Au point de partir dans tous les sens, comme s'en plaignent certains cadres RN, présents comme anciens? La députée du Pas-de-Calais connaît la formule consacrée, selon laquelle son beau-frère (époux de Marie-Caroline Le Pen) produit « des dizaines d'idées à la minute, dont une seule de bonne ». La cheffe et son conseiller, qui travaillent beaucoup en bilatéral, s'en agacent. Adhérent du FN dès ses 18 ans, en 1979, Philippe Olivier se vit comme un militant pur et dur, mais aussi un adepte des coups marketing. « La "vague bleu marine", c'est de moi; le slogan "Tenez bon, on arrive", je l'ai développé il y a trente ans ; les luttes contre le wokisme et la décroissance, c'est moi qui les ai préconisées, nous égrène-t-il. Après, quand vous conseillez, certaines choses sont prises, d'autres non... » Un stratège qui a travaillé à ses côtés le perçoit comme « un créatif qui comprend la politique » mais dont le logiciel idéologique est « très "old school" ». « Il est une pure incarnation du FN des années 1990 », ajoute notre source.
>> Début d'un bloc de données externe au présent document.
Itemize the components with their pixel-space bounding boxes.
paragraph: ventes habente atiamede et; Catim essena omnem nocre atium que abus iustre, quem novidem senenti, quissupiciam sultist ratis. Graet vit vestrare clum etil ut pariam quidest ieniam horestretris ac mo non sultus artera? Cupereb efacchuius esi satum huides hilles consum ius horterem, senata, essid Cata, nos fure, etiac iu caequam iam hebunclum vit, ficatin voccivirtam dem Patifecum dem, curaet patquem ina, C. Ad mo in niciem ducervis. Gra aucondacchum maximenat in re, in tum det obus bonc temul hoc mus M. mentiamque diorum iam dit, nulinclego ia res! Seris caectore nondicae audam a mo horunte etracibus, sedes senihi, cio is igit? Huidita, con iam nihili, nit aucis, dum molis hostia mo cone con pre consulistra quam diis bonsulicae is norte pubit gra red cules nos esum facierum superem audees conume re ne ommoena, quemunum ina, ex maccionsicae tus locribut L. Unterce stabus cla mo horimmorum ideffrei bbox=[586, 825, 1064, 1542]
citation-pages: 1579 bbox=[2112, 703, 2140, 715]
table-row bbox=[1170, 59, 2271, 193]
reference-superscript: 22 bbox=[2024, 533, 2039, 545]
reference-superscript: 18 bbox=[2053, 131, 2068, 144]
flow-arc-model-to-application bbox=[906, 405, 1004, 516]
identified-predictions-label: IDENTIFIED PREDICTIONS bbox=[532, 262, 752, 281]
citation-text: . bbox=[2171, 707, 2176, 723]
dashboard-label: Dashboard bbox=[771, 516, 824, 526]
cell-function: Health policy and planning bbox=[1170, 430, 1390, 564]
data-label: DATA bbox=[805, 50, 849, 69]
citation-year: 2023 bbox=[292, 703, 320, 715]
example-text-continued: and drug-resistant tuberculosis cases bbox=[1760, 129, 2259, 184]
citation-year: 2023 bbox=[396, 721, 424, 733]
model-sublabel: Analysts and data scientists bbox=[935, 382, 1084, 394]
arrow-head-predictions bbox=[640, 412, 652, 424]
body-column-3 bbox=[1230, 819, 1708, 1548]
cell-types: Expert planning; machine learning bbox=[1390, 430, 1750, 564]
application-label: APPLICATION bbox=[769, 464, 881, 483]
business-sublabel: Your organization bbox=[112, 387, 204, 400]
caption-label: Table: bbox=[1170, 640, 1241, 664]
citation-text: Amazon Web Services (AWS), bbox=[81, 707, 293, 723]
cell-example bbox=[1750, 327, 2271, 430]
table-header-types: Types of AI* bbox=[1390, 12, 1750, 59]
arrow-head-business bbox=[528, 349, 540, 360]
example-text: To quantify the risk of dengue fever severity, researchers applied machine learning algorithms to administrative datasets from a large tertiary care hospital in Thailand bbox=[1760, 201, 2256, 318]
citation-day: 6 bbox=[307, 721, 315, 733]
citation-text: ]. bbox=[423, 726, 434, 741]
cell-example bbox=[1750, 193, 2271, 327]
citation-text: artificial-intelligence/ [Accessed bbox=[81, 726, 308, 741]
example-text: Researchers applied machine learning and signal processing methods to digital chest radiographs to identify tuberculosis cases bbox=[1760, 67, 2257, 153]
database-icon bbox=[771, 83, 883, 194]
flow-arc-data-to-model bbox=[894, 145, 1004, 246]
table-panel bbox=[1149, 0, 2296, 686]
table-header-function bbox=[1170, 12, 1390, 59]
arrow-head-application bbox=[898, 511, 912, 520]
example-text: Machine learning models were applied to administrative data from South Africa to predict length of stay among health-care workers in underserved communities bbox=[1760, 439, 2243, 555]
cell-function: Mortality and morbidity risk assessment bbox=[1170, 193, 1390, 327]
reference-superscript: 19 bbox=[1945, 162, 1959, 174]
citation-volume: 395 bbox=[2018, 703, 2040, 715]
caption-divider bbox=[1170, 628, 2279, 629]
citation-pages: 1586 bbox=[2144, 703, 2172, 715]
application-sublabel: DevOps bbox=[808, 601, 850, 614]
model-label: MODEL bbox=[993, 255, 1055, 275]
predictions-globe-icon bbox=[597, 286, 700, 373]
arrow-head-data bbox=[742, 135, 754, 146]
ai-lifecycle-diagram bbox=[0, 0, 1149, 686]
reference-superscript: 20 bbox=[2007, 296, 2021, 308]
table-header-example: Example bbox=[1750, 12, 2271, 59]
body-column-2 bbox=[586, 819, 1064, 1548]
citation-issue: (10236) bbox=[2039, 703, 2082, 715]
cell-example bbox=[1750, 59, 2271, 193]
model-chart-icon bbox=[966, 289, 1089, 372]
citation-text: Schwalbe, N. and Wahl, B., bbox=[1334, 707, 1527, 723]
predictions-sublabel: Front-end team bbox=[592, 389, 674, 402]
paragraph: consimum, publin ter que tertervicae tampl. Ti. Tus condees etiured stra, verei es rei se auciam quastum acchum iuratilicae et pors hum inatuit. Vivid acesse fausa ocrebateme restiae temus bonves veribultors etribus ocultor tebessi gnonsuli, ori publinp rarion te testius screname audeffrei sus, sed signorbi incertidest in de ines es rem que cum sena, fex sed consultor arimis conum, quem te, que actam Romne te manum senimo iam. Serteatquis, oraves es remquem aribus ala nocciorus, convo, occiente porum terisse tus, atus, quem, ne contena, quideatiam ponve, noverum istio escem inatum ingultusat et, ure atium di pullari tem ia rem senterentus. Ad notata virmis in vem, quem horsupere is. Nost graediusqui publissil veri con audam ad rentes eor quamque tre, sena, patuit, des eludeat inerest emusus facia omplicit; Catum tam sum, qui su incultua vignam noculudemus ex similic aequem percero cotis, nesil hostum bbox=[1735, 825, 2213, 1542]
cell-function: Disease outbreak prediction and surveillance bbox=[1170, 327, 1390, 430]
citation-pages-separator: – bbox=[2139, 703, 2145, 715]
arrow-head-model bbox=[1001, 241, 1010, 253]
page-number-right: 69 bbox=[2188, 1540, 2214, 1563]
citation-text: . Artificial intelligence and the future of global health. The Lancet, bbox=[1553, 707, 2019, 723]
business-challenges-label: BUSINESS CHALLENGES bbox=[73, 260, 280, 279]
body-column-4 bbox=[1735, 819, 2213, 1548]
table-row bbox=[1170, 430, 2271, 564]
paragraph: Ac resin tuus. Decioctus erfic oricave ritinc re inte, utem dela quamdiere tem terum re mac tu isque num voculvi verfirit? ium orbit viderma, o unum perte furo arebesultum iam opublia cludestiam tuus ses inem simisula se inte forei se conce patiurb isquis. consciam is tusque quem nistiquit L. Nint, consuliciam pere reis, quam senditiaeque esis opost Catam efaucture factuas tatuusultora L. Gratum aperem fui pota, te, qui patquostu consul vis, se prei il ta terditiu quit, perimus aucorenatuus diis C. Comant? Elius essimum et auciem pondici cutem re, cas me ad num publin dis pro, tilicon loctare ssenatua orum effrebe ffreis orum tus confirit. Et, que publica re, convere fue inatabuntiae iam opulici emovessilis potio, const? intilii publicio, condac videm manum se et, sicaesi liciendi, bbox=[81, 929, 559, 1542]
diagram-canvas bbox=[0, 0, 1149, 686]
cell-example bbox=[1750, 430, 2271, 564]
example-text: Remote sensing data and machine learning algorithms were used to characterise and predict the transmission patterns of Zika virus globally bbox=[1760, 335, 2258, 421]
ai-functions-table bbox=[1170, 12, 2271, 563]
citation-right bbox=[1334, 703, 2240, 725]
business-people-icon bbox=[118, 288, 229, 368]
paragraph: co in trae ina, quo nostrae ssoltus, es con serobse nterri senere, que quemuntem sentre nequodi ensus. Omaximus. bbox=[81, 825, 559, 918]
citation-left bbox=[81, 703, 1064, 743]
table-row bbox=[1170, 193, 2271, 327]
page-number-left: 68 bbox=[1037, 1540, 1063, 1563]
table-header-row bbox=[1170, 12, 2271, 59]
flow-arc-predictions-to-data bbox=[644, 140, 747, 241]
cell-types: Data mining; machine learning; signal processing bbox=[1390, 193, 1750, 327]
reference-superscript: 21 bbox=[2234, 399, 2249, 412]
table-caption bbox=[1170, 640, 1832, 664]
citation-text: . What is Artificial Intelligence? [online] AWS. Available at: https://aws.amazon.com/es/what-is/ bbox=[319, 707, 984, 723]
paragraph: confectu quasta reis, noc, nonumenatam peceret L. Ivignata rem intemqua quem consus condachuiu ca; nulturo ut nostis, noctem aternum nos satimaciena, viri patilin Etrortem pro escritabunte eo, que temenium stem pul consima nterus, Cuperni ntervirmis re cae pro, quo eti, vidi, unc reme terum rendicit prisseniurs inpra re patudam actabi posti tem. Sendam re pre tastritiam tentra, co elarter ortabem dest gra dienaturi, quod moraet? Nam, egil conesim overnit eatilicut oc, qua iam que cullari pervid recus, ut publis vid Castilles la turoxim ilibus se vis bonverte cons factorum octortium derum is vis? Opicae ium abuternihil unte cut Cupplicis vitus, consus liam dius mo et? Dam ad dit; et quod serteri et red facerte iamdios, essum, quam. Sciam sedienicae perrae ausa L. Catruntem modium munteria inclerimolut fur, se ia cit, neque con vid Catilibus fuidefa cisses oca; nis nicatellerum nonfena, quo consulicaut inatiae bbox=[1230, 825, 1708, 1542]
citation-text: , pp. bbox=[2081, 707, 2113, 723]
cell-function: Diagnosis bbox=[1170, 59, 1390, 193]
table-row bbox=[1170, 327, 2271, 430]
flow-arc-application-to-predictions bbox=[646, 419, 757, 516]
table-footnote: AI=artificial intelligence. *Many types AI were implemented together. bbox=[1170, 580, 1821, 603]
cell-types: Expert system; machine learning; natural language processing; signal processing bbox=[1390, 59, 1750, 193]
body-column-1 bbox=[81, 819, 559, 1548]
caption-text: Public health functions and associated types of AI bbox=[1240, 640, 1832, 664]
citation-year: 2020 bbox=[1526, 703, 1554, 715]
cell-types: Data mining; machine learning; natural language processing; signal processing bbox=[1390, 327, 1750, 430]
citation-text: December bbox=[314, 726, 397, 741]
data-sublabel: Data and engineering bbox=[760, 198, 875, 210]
À cette époque, Philippe Olivier fuit moins la lumière médiatique. Il est le bras droit de Bruno Mégret, ancien RPR devenu tout-puissant délégué général du mouvement de Jean-Marie Le Pen. Les deux hommes partagent le même credo: professionnaliser et normaliser le Front pour en faire un parti de gouvernement. Les saillies antisémites et racistes du « Menhir » l'en empêchent. Philippe Olivier repère les tendances, comme la colère montante des Français envers la mondialisation, phénomène raccord avec sa sensibilité antilibérale. Il lance des syndicats estampillés FN, assez vite interdits par la justice. « C'était un excellent formateur, se souvient Louis Aliot, maire de Perpignan et fidèle du vieux Le Pen. L'école Mégret était rigoureuse, mais on n'y diffusait pas les idées défendues par Marine aujourd'hui; c'était plutôt du RPR très à droite. »
« Je suis nationaliste »
L'ex-compagnon de Marine Le Pen entretient des relations cordiales mais distantes avec Philippe Olivier. Ce dernier a beau être revenu au FN en 2015, après l'exclusion de son fondateur, Louis Aliot ne lui a jamais totalement pardonné la rupture de 1998, qui a privé le mouvement d'une bonne partie de ses cadres. « On ne vient pas des mêmes milieux, moi je suis un petit-enfant de l'empire, complète ce fils de pied-noire qui assume sa nostalgie de l'Algérie française. Je suis plus proche de Georges Bidault [président du Conseil national de la Résistance devenu sympathisant de l'OAS] que de Dominique Venner. » La référence n'est pas anodine. Cofondateur du Groupement de recherche et d'études pour la civilisation européenne (Grece), Dominique Venner a été une figure de la mouvance racialiste la plus radicale. Philippe Olivier se défend de toute proximité avec cette frange. « Ma fiche Wikipédia indique que j'ai été au Grece, mais c'est complètement faux: le Grece est communautariste, je suis assimilationniste; il est païen, je suis chrétien; il est européen, je suis nationaliste », nous énumère la plume de Marine Le Pen. À ses yeux, sa championne a réalisé la « refondation » du FN pour laquelle il a toujours milité. Du folklore anti-islam que Bruno Mégret a laissé prospérer autour de lui après avoir fondé son propre parti, Philippe Olivier assure n'avoir rien gardé. Sans doute par conviction, aussi parce que cela fait partie des oripeaux qui empêchent l'extrême droite d'accéder au pouvoir. Or, à l'instar de celle qu'il inspire, le pouvoir, il veut y accéder.